Composition

Composition

Life Long Lessons

This week I listened to a “The Candid Frame” video podcast with host Ibarionex Perello. Before I go further, I want to put in a plug for The Candid Frame. Perello is an engaging host, lending his discerning eye and pleasing voice to his eclectic range of photographic subject matter, although in my opinion he sometimes does go overboard in his analyses.

In any event, in the episode titled “Street Photography: Color as an Element vs Subject”, Perello casually throws out the term “building composition” and I immediately glommed onto it. In so many ways that term distilled exactly what I have been teaching for decades, yet lacked a concise term to encapsulate its essence. So, let me elaborate here.

Without a doubt, most teaching pros I have spoken with over the years agree that teaching composition is the most difficult aspect of photography. Yes, technical issues in today’s complex cameras are difficult, but once mastered (practice, practice, practice!) it becomes second nature. Not so easy with composition.

I have been photographing for more than five decades and I still struggle with my own compositions. Do I have a great foreground element to anchor the scene? Do I have a good leading line? Is there a textural element that grabs the viewer? What is the subject of the image? Is my subject in the “right” place within the frame? If it’s a portrait, do I need to add context and, if so, where do I place the subject in the frame? These are only some of the questions I ask myself as I work to “build” my compositions. I often spend an hour or more in one location building my compositions.

In The Candid Frame podcast, Perello addresses the issue of whether, and how much, color itself becomes a compositional element. I personally find this a crucial issue for my own photography as I have gravitated more to black and white photography over the past decade. Every time I approach a scene now, I first ask myself whether color is critical to the image. I admit this is a biased conclusion, but in the majority of cases I find it is not; at least for my photography.

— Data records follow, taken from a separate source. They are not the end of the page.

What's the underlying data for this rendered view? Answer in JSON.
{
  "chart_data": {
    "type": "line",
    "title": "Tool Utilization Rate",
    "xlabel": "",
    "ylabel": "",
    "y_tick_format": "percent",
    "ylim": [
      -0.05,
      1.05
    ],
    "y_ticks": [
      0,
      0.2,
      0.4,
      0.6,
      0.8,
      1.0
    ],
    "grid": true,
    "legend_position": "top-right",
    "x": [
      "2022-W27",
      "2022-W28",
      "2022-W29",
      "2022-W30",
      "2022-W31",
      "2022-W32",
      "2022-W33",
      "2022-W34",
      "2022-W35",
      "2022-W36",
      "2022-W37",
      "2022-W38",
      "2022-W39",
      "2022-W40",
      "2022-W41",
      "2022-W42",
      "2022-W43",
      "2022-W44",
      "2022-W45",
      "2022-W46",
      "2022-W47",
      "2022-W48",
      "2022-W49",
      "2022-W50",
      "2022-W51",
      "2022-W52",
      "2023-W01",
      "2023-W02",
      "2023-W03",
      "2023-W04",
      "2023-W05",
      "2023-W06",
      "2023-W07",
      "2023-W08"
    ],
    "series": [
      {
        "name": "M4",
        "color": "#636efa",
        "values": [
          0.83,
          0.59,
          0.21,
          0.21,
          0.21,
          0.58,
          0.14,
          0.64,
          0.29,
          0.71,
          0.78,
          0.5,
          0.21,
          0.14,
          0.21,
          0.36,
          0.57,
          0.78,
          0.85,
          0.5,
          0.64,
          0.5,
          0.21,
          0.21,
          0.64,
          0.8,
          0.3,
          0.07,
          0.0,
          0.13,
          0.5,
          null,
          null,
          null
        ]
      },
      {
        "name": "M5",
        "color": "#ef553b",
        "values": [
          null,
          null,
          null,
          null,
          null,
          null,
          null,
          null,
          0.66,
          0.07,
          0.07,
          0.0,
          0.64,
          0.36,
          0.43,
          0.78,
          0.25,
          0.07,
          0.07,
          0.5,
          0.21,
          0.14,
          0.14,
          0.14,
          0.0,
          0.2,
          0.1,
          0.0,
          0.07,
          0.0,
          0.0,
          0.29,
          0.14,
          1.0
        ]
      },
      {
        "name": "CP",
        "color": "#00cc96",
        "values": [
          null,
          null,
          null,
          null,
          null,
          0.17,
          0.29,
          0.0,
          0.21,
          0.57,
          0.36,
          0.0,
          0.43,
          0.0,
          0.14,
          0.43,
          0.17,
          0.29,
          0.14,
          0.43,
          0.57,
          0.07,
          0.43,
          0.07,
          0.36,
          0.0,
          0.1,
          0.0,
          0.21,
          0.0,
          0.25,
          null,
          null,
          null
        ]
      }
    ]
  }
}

In my ebook, Photographic Composition I cover many of the most crucial things to consider. But I would never want to claim that my book, or anyone else’s writing on the subject, is the final say. Yes, good compositions can be the result of luck. But truly excellent compositions, time after time in a given photographer’s body of work, are the result of working the scene. They are the result of practice, failures and learning from those failures, and practicing again and again. Great compositions don’t just happen, they are built.